Cela doit déjà être du commerce équitable, à ce niveau de prix. Mais bon, je
paye, pour que Mamie et le Petit soient contents. Papi, lui, n’aime pas les
zoos et argue que, y étant déjà allé l’année dernière, cette visite supplémentaire
est donc superflue. Bon.
La bonne nouvelle de l’entrée, c’est qu’il y a eu depuis l’année dernière
plein de naissances : deux girafes, deux lions, des cacatoès et sûrement
une ou deux galinettes cendrées. On va donc voir les
girafes, à la demande expresse du Petit, à qui j’avais vendu la girafe comme
argument massue pour le programme de l’après-midi. Et elles sont là, les
girafes. Mais qu’est-ce qu’elles sentent mauvais… A côte, un enclos de manchots
dépressifs, serrés sous un arbre, abattus au point de ne même pas pouvoir en
faire le tour de manière répétitive, comme tout animal de zoo qui se respecte.

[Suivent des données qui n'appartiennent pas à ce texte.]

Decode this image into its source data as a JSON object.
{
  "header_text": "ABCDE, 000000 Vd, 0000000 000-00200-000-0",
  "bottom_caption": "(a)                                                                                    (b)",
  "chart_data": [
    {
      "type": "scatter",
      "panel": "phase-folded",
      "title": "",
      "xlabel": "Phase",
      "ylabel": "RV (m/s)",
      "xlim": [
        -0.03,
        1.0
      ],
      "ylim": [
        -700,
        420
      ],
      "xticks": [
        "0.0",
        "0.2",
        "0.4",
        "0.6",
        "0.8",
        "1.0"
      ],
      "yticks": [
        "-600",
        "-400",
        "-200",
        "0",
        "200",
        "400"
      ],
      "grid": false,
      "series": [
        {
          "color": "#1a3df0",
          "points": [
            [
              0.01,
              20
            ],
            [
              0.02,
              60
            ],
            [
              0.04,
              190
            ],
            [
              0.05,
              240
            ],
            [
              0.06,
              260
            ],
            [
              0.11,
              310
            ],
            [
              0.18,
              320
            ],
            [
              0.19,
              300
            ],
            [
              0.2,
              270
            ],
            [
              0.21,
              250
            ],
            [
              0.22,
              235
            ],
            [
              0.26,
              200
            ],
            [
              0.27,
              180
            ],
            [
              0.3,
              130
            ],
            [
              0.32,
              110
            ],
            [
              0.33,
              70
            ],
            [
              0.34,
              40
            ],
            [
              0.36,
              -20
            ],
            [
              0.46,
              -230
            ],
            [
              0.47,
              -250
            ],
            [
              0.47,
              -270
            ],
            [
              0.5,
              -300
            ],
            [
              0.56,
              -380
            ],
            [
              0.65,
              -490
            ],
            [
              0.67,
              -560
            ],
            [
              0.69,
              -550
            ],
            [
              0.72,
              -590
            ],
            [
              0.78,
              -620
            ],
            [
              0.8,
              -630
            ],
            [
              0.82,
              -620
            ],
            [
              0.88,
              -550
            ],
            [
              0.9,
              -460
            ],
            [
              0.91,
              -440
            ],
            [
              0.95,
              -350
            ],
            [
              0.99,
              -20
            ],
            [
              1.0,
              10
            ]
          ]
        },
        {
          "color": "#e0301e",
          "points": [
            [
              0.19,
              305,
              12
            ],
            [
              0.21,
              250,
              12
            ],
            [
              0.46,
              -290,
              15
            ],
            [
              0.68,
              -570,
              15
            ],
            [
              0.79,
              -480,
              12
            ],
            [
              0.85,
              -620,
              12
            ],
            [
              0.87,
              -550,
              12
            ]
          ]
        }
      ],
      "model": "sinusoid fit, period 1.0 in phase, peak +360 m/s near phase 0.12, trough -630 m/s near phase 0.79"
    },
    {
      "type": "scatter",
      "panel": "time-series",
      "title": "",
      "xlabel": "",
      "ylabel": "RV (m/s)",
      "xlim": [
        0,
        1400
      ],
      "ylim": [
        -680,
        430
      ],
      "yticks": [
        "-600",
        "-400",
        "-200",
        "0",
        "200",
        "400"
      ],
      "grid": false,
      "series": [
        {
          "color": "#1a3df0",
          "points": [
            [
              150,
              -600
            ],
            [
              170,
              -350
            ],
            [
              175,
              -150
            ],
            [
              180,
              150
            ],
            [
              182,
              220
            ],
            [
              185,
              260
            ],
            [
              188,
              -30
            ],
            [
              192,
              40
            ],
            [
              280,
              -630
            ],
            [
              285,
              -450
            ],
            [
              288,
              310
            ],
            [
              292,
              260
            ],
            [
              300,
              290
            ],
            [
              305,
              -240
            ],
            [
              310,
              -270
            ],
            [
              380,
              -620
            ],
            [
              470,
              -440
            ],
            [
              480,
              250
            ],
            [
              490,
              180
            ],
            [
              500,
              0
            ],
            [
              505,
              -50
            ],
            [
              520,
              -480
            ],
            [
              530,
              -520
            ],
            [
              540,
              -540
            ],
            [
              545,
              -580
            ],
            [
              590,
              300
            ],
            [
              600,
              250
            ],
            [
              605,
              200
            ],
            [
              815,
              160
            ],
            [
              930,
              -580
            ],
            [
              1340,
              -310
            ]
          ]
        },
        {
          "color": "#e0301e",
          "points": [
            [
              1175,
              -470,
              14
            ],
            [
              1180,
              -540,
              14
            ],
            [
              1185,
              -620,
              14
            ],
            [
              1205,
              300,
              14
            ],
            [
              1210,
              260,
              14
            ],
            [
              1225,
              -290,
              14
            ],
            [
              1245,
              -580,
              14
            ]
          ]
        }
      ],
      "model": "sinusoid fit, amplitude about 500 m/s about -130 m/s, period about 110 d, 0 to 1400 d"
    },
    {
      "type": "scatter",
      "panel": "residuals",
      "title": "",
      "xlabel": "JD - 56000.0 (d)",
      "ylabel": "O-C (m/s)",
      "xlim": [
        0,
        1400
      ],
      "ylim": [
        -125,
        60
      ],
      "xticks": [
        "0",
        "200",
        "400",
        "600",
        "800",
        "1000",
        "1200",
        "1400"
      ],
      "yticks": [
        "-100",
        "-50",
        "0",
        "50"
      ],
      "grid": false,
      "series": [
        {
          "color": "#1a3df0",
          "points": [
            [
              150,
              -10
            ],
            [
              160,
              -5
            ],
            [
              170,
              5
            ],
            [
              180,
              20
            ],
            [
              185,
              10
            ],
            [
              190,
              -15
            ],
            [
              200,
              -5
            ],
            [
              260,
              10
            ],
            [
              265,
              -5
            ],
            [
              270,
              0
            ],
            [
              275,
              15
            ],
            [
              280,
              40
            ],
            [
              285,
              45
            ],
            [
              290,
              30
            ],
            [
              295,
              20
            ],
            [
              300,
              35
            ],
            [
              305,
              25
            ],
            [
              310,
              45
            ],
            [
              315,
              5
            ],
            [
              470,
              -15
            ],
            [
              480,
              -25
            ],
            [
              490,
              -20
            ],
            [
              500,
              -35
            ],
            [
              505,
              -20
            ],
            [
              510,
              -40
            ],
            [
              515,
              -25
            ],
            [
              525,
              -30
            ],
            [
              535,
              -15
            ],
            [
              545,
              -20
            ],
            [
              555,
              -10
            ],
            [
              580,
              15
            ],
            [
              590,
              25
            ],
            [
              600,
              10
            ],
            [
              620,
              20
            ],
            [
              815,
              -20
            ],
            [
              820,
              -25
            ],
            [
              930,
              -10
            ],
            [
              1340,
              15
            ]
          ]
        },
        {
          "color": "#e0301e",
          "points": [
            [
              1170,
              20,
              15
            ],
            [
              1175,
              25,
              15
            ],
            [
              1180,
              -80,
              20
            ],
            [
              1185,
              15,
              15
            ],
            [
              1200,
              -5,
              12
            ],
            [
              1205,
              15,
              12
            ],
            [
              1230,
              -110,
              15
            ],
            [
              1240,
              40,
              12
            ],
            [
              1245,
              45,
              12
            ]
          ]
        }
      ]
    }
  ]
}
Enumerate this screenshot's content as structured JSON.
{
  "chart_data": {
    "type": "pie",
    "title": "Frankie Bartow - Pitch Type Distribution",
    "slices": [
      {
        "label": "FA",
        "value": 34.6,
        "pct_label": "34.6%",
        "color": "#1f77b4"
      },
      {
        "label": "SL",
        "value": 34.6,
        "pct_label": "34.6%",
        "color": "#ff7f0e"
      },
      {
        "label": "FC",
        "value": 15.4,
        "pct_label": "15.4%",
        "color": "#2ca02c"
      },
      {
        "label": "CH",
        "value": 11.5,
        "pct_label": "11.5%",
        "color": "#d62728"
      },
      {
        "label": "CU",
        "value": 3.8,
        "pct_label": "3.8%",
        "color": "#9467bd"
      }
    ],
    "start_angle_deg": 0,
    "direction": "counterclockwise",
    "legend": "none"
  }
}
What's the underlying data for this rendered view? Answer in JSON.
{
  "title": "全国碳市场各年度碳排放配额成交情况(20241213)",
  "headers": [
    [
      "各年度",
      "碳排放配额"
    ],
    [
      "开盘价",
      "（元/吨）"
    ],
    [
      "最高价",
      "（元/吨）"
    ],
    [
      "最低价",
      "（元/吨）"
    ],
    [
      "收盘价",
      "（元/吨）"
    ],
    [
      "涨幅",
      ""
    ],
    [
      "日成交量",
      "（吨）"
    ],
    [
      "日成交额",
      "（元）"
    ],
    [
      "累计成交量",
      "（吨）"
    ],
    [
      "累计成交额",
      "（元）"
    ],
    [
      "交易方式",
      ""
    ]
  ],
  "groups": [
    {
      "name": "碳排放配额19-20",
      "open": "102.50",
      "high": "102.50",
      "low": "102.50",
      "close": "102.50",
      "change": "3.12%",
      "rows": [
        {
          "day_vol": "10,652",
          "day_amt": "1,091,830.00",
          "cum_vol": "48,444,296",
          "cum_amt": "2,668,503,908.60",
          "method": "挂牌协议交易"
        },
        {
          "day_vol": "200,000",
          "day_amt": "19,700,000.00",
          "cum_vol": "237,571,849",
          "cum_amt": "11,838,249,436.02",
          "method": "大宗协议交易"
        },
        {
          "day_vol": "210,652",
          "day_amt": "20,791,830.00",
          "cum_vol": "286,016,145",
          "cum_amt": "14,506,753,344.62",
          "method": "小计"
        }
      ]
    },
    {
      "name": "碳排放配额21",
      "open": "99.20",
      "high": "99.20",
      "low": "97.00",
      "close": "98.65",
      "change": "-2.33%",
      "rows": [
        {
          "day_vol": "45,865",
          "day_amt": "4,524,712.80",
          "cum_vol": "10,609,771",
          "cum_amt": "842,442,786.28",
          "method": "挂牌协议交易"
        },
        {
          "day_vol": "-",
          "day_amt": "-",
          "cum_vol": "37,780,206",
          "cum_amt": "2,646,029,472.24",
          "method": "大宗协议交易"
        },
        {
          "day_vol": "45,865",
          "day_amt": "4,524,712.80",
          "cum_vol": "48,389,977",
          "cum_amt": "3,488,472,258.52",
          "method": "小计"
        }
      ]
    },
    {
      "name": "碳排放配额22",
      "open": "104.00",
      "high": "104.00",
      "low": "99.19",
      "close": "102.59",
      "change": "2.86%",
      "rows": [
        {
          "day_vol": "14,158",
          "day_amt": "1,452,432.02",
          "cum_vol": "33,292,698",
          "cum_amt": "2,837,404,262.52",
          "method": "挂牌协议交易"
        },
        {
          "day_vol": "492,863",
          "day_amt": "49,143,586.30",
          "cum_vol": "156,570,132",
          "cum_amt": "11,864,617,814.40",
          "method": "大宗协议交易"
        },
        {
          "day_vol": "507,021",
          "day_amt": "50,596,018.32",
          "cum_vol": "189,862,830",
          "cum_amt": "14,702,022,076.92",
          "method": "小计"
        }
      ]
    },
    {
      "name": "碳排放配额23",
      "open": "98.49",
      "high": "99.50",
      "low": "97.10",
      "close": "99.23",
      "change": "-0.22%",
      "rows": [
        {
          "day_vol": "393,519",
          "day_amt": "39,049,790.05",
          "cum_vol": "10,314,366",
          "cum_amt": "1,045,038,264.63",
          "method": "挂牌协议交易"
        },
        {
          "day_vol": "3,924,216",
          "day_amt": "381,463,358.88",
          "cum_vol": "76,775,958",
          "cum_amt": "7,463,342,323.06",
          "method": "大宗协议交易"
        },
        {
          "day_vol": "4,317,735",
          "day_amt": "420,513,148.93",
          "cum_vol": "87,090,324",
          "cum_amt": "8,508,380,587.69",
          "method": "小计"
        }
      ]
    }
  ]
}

Plus loin, les loutres, dans leur magnifique écosystème® recréé, font la grève.
C’est pas encore l’heure de la bouffe, alors on ne va pas faire des heures
supplémentaires, non plus, faut pas déconner. Apparemment, elles n’ont pas été
atteintes par les conseils présidentiels : plus de travail= plus de
poissons. Mas non, elles s’en foutent, on peut juste les voir dormir
paisiblement par une petite fente qui donne sur leur home sweet
home douillet.
Je commence à me demander si c’était une bonne idée d’y aller, au zoo, à
l’heure de la sieste. Mais ça permet aussi de maintenir la quantité
d’humanoïdes dans les allées à un confortable niveau. Le petit panda glande sur
une branche du haut, pendouille. Un suricate garde l’entrée de la tanière à
l’intérieur de laquelle, de toute évidence, les autres glandent. Les wallabies
glandent en mangeant des pommes à l’ombre (si). Les tigres glandent, chacun sur
leur plate-forme d’arbre à (gros) chats. A peine un petit battement de queue.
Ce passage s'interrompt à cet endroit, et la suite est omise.